I’m not even going to be bashful about this one – I am awesome at roasting pumpkin seeds. I learned how to make them from my mom years ago, and now I’m always that drill sergeant during pumpkin carving barking at everyone to “save your seeds!” It’s well worth it though, because no one seems to complain much when we have a huge amount of roasted seeds on the counter for the week around Halloween.
Making seeds is super easy. This is all you will need:
- Freshly scooped out pumpkin seeds
- Olive oil
- Johnny’s Seasoning (or sea salt)
- Parchment or wax paper
When you’re carving your pumpkins, keep two bowls out: one for guts, and one for seeds. Sorting them as you go is a lot simpler. After you’ve completely finished your lovely pumpkins (one thing at a time here) take the seeds into the kitchen and pick out any remaining bits of pumpkin guts. This step is obnoxious, but pretty important.

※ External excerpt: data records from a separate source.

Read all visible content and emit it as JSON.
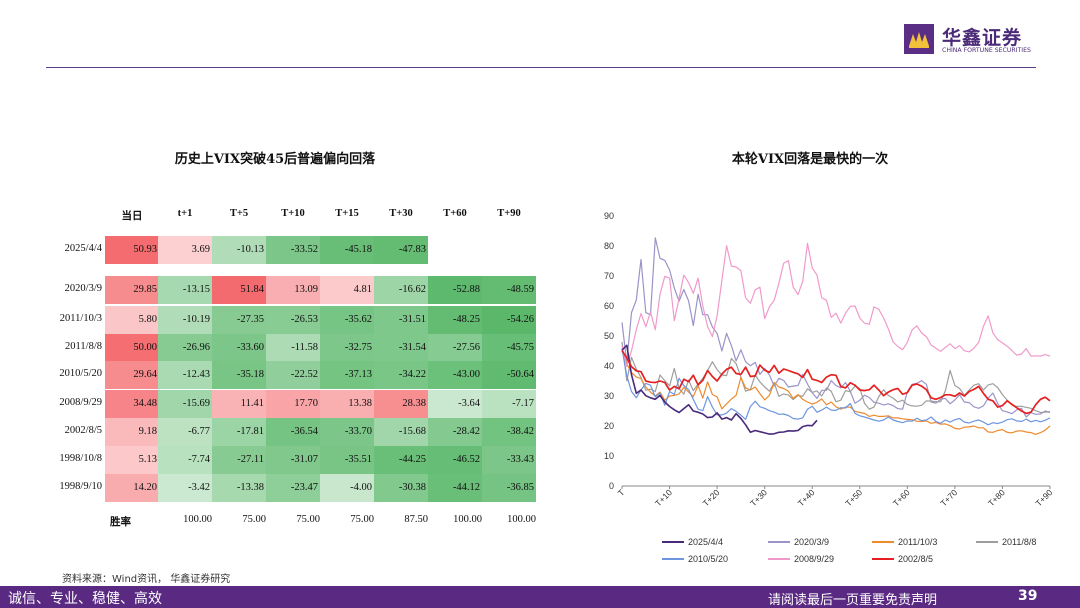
{
  "brand": {
    "name_cn": "华鑫证券",
    "name_en": "CHINA FORTUNE SECURITIES",
    "logo_icon": "purple-square-logo-icon"
  },
  "left_chart_title": "历史上VIX突破45后普遍偏向回落",
  "right_chart_title": "本轮VIX回落是最快的一次",
  "source_note": "资料来源：Wind资讯， 华鑫证券研究",
  "footer": {
    "slogan": "诚信、专业、稳健、高效",
    "disclaimer": "请阅读最后一页重要免责声明",
    "page": "39"
  },
  "chart_data": [
    {
      "type": "table",
      "title": "历史上VIX突破45后普遍偏向回落",
      "columns": [
        "当日",
        "t+1",
        "T+5",
        "T+10",
        "T+15",
        "T+30",
        "T+60",
        "T+90"
      ],
      "rows": [
        {
          "label": "2025/4/4",
          "values": [
            "50.93",
            "3.69",
            "-10.13",
            "-33.52",
            "-45.18",
            "-47.83",
            "",
            ""
          ]
        },
        {
          "label": "2020/3/9",
          "values": [
            "29.85",
            "-13.15",
            "51.84",
            "13.09",
            "4.81",
            "-16.62",
            "-52.88",
            "-48.59"
          ]
        },
        {
          "label": "2011/10/3",
          "values": [
            "5.80",
            "-10.19",
            "-27.35",
            "-26.53",
            "-35.62",
            "-31.51",
            "-48.25",
            "-54.26"
          ]
        },
        {
          "label": "2011/8/8",
          "values": [
            "50.00",
            "-26.96",
            "-33.60",
            "-11.58",
            "-32.75",
            "-31.54",
            "-27.56",
            "-45.75"
          ]
        },
        {
          "label": "2010/5/20",
          "values": [
            "29.64",
            "-12.43",
            "-35.18",
            "-22.52",
            "-37.13",
            "-34.22",
            "-43.00",
            "-50.64"
          ]
        },
        {
          "label": "2008/9/29",
          "values": [
            "34.48",
            "-15.69",
            "11.41",
            "17.70",
            "13.38",
            "28.38",
            "-3.64",
            "-7.17"
          ]
        },
        {
          "label": "2002/8/5",
          "values": [
            "9.18",
            "-6.77",
            "-17.81",
            "-36.54",
            "-33.70",
            "-15.68",
            "-28.42",
            "-38.42"
          ]
        },
        {
          "label": "1998/10/8",
          "values": [
            "5.13",
            "-7.74",
            "-27.11",
            "-31.07",
            "-35.51",
            "-44.25",
            "-46.52",
            "-33.43"
          ]
        },
        {
          "label": "1998/9/10",
          "values": [
            "14.20",
            "-3.42",
            "-13.38",
            "-23.47",
            "-4.00",
            "-30.38",
            "-44.12",
            "-36.85"
          ]
        }
      ],
      "win_rate_label": "胜率",
      "win_rate": [
        "",
        "100.00",
        "75.00",
        "75.00",
        "75.00",
        "87.50",
        "100.00",
        "100.00"
      ],
      "colors": {
        "positive_strong": "#f46b6f",
        "positive_light": "#fde3e3",
        "negative_light": "#e8f5ea",
        "negative_strong": "#5ab86a"
      }
    },
    {
      "type": "line",
      "title": "本轮VIX回落是最快的一次",
      "xlabel": "",
      "ylabel": "",
      "ylim": [
        0,
        90
      ],
      "yticks": [
        0,
        10,
        20,
        30,
        40,
        50,
        60,
        70,
        80,
        90
      ],
      "xlim": [
        0,
        90
      ],
      "xticks": [
        "T",
        "T+10",
        "T+20",
        "T+30",
        "T+40",
        "T+50",
        "T+60",
        "T+70",
        "T+80",
        "T+90"
      ],
      "xtick_positions": [
        0,
        10,
        20,
        30,
        40,
        50,
        60,
        70,
        80,
        90
      ],
      "legend_position": "bottom",
      "series": [
        {
          "name": "2025/4/4",
          "color": "#4a2a7a",
          "width": 1.6,
          "values": [
            45.3,
            46.9,
            37.1,
            30.9,
            32.0,
            30.1,
            29.4,
            28.9,
            30.2,
            28.0,
            26.5,
            25.4,
            24.5,
            25.8,
            27.1,
            25.0,
            24.6,
            24.0,
            22.8,
            23.0,
            24.4,
            22.3,
            22.8,
            22.0,
            24.1,
            22.5,
            20.4,
            17.9,
            18.5,
            18.1,
            17.7,
            17.3,
            17.4,
            17.9,
            18.0,
            18.4,
            18.3,
            18.5,
            19.8,
            20.2,
            20.1,
            21.9
          ]
        },
        {
          "name": "2020/3/9",
          "color": "#9b93c9",
          "width": 1.2,
          "values": [
            54.5,
            41.1,
            57.8,
            62.0,
            75.5,
            57.8,
            57.1,
            82.7,
            75.9,
            75.2,
            72.0,
            66.0,
            61.6,
            65.5,
            61.7,
            53.5,
            63.9,
            57.1,
            57.1,
            53.0,
            50.9,
            45.0,
            50.9,
            46.8,
            41.7,
            45.4,
            41.4,
            40.1,
            41.2,
            37.2,
            39.2,
            37.0,
            33.3,
            35.9,
            35.2,
            33.0,
            33.3,
            33.5,
            37.2,
            34.0,
            31.1,
            29.2,
            31.9,
            31.9,
            35.1,
            33.5,
            32.7,
            34.5,
            31.5,
            27.6,
            28.6,
            30.3,
            29.5,
            27.9,
            27.6,
            27.0,
            27.4,
            26.8,
            25.8,
            25.6,
            31.4,
            33.9,
            34.2,
            35.1,
            33.9,
            28.0,
            27.6,
            28.9,
            29.2,
            27.4,
            28.7,
            30.4,
            28.0,
            27.8,
            26.4,
            25.9,
            26.7,
            29.3,
            31.0,
            27.5,
            25.1,
            24.7,
            24.1,
            25.4,
            25.9,
            23.0,
            24.5,
            23.9,
            24.0,
            25.0,
            24.5
          ]
        },
        {
          "name": "2011/10/3",
          "color": "#ef8a2e",
          "width": 1.2,
          "values": [
            45.5,
            40.8,
            37.8,
            36.3,
            35.8,
            33.0,
            31.3,
            30.0,
            31.3,
            28.6,
            30.0,
            30.2,
            30.7,
            32.9,
            31.3,
            29.8,
            33.5,
            29.3,
            34.7,
            30.5,
            29.7,
            25.7,
            27.4,
            29.0,
            30.2,
            36.2,
            32.7,
            32.0,
            33.0,
            30.8,
            28.7,
            30.2,
            34.5,
            33.0,
            32.5,
            31.6,
            29.2,
            30.5,
            28.9,
            28.0,
            27.3,
            27.9,
            29.0,
            27.1,
            28.0,
            26.4,
            25.6,
            26.3,
            26.3,
            24.9,
            24.5,
            24.2,
            23.2,
            23.6,
            23.2,
            23.2,
            23.4,
            22.7,
            22.7,
            22.4,
            22.2,
            22.1,
            21.6,
            21.5,
            21.7,
            20.9,
            21.2,
            20.6,
            20.7,
            20.1,
            19.2,
            19.0,
            19.6,
            19.7,
            20.0,
            19.4,
            19.4,
            18.0,
            17.9,
            18.5,
            18.8,
            17.9,
            17.7,
            18.3,
            18.4,
            18.0,
            17.8,
            17.2,
            17.8,
            18.6,
            20.0
          ]
        },
        {
          "name": "2011/8/8",
          "color": "#9d9d9d",
          "width": 1.2,
          "values": [
            48.0,
            35.1,
            42.9,
            39.0,
            36.2,
            31.9,
            32.3,
            31.5,
            37.0,
            35.1,
            33.4,
            39.2,
            32.5,
            30.6,
            35.3,
            31.8,
            33.9,
            35.9,
            38.5,
            41.4,
            38.8,
            37.0,
            36.8,
            42.5,
            40.8,
            36.3,
            31.6,
            32.2,
            37.0,
            34.7,
            33.0,
            31.6,
            34.4,
            29.9,
            30.7,
            30.3,
            28.8,
            30.2,
            29.9,
            32.4,
            31.2,
            31.7,
            30.0,
            32.7,
            31.6,
            28.1,
            28.6,
            31.8,
            31.4,
            33.3,
            32.5,
            27.6,
            25.6,
            26.3,
            29.8,
            32.1,
            30.2,
            29.3,
            28.0,
            28.6,
            27.2,
            26.7,
            26.6,
            26.9,
            28.4,
            28.3,
            28.1,
            28.1,
            31.8,
            38.5,
            33.5,
            32.5,
            30.2,
            32.0,
            33.6,
            34.1,
            32.0,
            33.7,
            34.1,
            32.8,
            30.5,
            28.6,
            27.0,
            26.5,
            26.6,
            26.2,
            25.9,
            25.1,
            24.5,
            24.6,
            24.8
          ]
        },
        {
          "name": "2010/5/20",
          "color": "#6e96e0",
          "width": 1.2,
          "values": [
            45.8,
            36.7,
            31.5,
            29.4,
            32.0,
            34.2,
            33.6,
            29.7,
            31.0,
            26.9,
            31.5,
            30.5,
            35.9,
            33.5,
            32.1,
            28.9,
            25.6,
            25.1,
            29.8,
            26.3,
            23.7,
            23.7,
            24.3,
            25.8,
            24.9,
            23.6,
            22.2,
            26.5,
            28.3,
            26.4,
            25.9,
            25.1,
            24.6,
            23.9,
            24.0,
            23.5,
            22.5,
            22.3,
            22.7,
            25.6,
            26.6,
            24.6,
            25.3,
            26.3,
            25.3,
            25.2,
            26.1,
            26.0,
            27.5,
            24.2,
            23.4,
            23.0,
            22.5,
            22.0,
            21.6,
            22.0,
            23.0,
            22.0,
            21.5,
            21.1,
            21.7,
            21.6,
            22.6,
            21.8,
            22.0,
            23.0,
            21.5,
            20.9,
            22.0,
            21.3,
            22.1,
            22.5,
            21.3,
            21.0,
            21.6,
            22.0,
            21.3,
            20.4,
            21.1,
            20.8,
            21.3,
            22.1,
            22.4,
            21.7,
            21.5,
            22.3,
            21.4,
            21.9,
            21.4,
            21.9,
            22.7
          ]
        },
        {
          "name": "2008/9/29",
          "color": "#f09acb",
          "width": 1.2,
          "values": [
            46.7,
            39.8,
            45.1,
            52.1,
            57.5,
            53.1,
            58.0,
            52.1,
            63.9,
            69.9,
            69.3,
            55.1,
            62.6,
            70.3,
            67.8,
            64.2,
            69.3,
            60.0,
            53.1,
            49.8,
            56.7,
            68.6,
            80.1,
            73.3,
            73.0,
            71.8,
            62.7,
            60.9,
            65.4,
            66.3,
            55.8,
            59.7,
            61.9,
            67.6,
            74.3,
            75.1,
            66.3,
            63.8,
            68.2,
            80.9,
            72.7,
            70.3,
            62.8,
            61.9,
            56.2,
            57.6,
            54.3,
            57.6,
            59.9,
            60.0,
            56.0,
            54.3,
            53.9,
            59.7,
            58.9,
            56.0,
            52.4,
            48.0,
            46.5,
            45.4,
            47.9,
            52.0,
            53.4,
            51.0,
            49.8,
            47.0,
            45.9,
            44.9,
            46.2,
            47.4,
            45.8,
            46.8,
            45.1,
            44.7,
            45.9,
            47.9,
            53.2,
            56.7,
            51.0,
            48.8,
            47.7,
            46.6,
            45.1,
            43.6,
            44.0,
            45.8,
            43.3,
            43.4,
            43.3,
            43.8,
            43.3
          ]
        },
        {
          "name": "2002/8/5",
          "color": "#e62020",
          "width": 1.7,
          "values": [
            45.1,
            42.7,
            39.8,
            38.4,
            38.1,
            35.0,
            34.6,
            34.5,
            35.0,
            34.5,
            32.0,
            33.2,
            32.4,
            35.6,
            34.8,
            36.9,
            33.7,
            35.2,
            38.5,
            36.5,
            35.0,
            37.3,
            38.9,
            39.6,
            37.5,
            37.2,
            39.6,
            36.5,
            36.7,
            40.3,
            38.6,
            37.9,
            40.2,
            37.6,
            39.0,
            38.5,
            37.9,
            37.4,
            36.2,
            38.8,
            35.6,
            35.2,
            34.5,
            36.3,
            37.1,
            36.9,
            33.2,
            32.7,
            34.4,
            33.6,
            32.0,
            31.8,
            32.1,
            33.6,
            32.0,
            30.1,
            31.3,
            32.1,
            32.5,
            30.6,
            31.1,
            33.6,
            34.0,
            33.3,
            32.1,
            29.4,
            28.9,
            29.5,
            30.4,
            30.4,
            29.9,
            31.0,
            30.0,
            31.5,
            32.2,
            33.2,
            30.9,
            28.9,
            28.4,
            26.3,
            26.8,
            28.4,
            27.2,
            26.1,
            25.0,
            24.2,
            24.6,
            27.1,
            28.9,
            29.6,
            28.4
          ]
        }
      ]
    }
  ]
}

Next, dump your seeds in a strainer and run them under cold water. This will help make them less slimy and should separate any pumpkin that you might not have caught. Once they’re as clean as you can get them, pat them dry with a paper towel and prepare your baking pan.
I lined a pan with parchment paper, as see above. Then drizzle olive oil on the paper before dumping your seeds on top, making a single layer covering the entire sheet. Add a bit more olive oil on top, then sprinkle the entire sheet with Johnny’s seasoning (or your favorite substitute – you may also use sea salt, garlic salt; anything!)
The whole tray goes into the oven at 325 degrees F for about 20-25 minutes, or when they seeds get nice and crunchy. Remove them from the tray and enjoy! They’re particularly good while warm.
How do you cook your pumpkin seeds? Or are you one of those people who (gasp) throws them away? Let me know in the comments!